Für die Grafikpracht im Rollenspiel-Bestseller Kingdom Come: Deliverance 2 bekommen die Entwickler der CryEngine derzeit viel Lob. Doch für echte Feierlaune gibt es bei der Crytek GmbH in Frankfurt am Main wenig Anlass.
Denn am Mittwoch-Morgen hat das Management die Belegschaft darüber informiert, dass 15 Prozent der 400 Jobs wegfallen – betroffen sind somit 60 Arbeitsplätze in der Entwicklung und in der Administration.
Co-Gründer und Geschäftsführer Avni Yerli räumt ein, dass die Entscheidung nicht leicht gefallen sei – verweist aber gleichzeitig auf den Gegenwind, der vielen Spiele-Studios derzeit ins Gesicht weht. Auch Crytek sei gegen die missgünstigen Markt-Dynamiken nicht immun.
Ungeachtet des anhaltenden Wachstums bei Hunt: Showdown habe sich die Erkenntnis durchgesetzt, dass Crytek mit Blick auf die finanzielle Substanz nicht so weitermachen könne. Trotz eingeleiteter Kostensenkungen hätten sich Entlassungen als alternativlos erwiesen, so Yerli. Der Fokus gilt nun Hunt: Showdown 1896 und der Vermarktung der CryEngine, die eigentlich in Crysis 4 zum Einsatz kommen sollte.
Warum ‚eigentlich‘? Die Arbeiten am nächsten Spiel der Shooter-Serie Crysis sind bereits seit dem 3. Quartal 2024 auf Eis, wie überraschend aus der Stellungnahme hervor geht.
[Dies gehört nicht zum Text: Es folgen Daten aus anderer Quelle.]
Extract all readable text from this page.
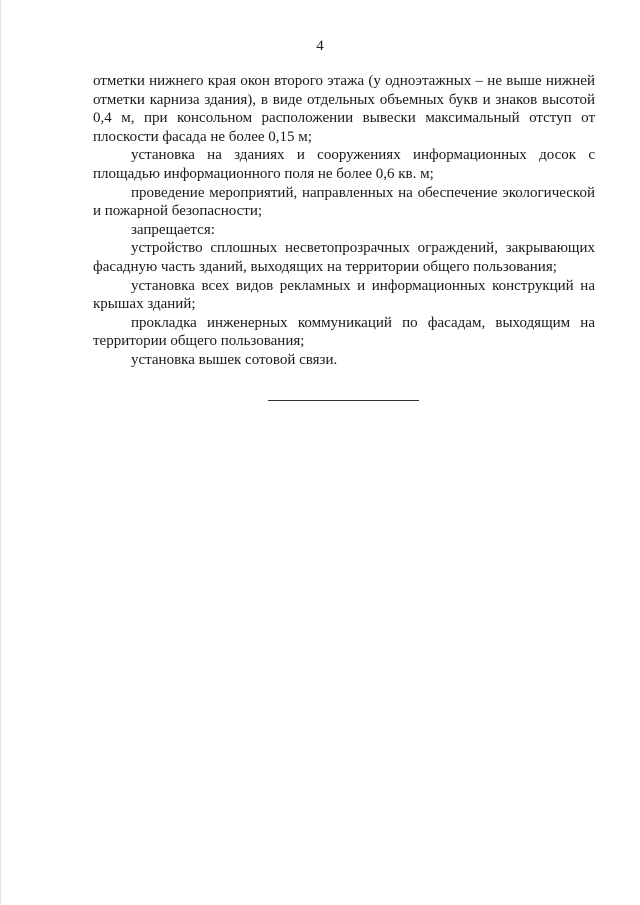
4

отметки нижнего края окон второго этажа (у одноэтажных – не выше нижней отметки карниза здания), в виде отдельных объемных букв и знаков высотой 0,4 м, при консольном расположении вывески максимальный отступ от плоскости фасада не более 0,15 м;

установка на зданиях и сооружениях информационных досок с площадью информационного поля не более 0,6 кв. м;

проведение мероприятий, направленных на обеспечение экологической и пожарной безопасности;

запрещается:

устройство сплошных несветопрозрачных ограждений, закрывающих фасадную часть зданий, выходящих на территории общего пользования;

установка всех видов рекламных и информационных конструкций на крышах зданий;

прокладка инженерных коммуникаций по фасадам, выходящим на территории общего пользования;

установка вышек сотовой связи.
Crysis 4 wurde offiziell im Januar 2022 angekündigt – mittlerweile sind auf der Website alle diesbezüglichen Hinweise verschwunden.
Die frei gewordenen Kapazitäten seien zum Online-Action-Spiel Hunt: Showdown 1896 verlagert worden, das auch 2024 zu den umsatzstärksten Spielen auf der Plattform Steam zählte.

Crytek: Stellenabbau trifft 60 Beschäftigte – Crysis 4 auf Eis
Crytek zählt zu den traditionsreichsten und größten Spiele-Entwicklern in Deutschland. Das Studio wurde 1999 im fränkischen Coburg gegründet – bereits das Debüt-Spiel Far Cry (heute eine Ubisoft-Marke) brachte den internationalen Durchbruch (Hintergrund). In den Folgejahren hat der Spielehersteller mehrere, teils existenzielle Krisen durchlaufen – in deren Folge einzelne Geschäftsbereiche und Standorte aufgegeben wurden.
Erst kurz vor Weihnachten hat Crytek neue Räume in einem Bürogebäude im Zentrum Frankfurts bezogen, nachdem das Unternehmen den Firmensitz im Frühjahr 2018 in den Osten der Main-Metropole verlegt hatte.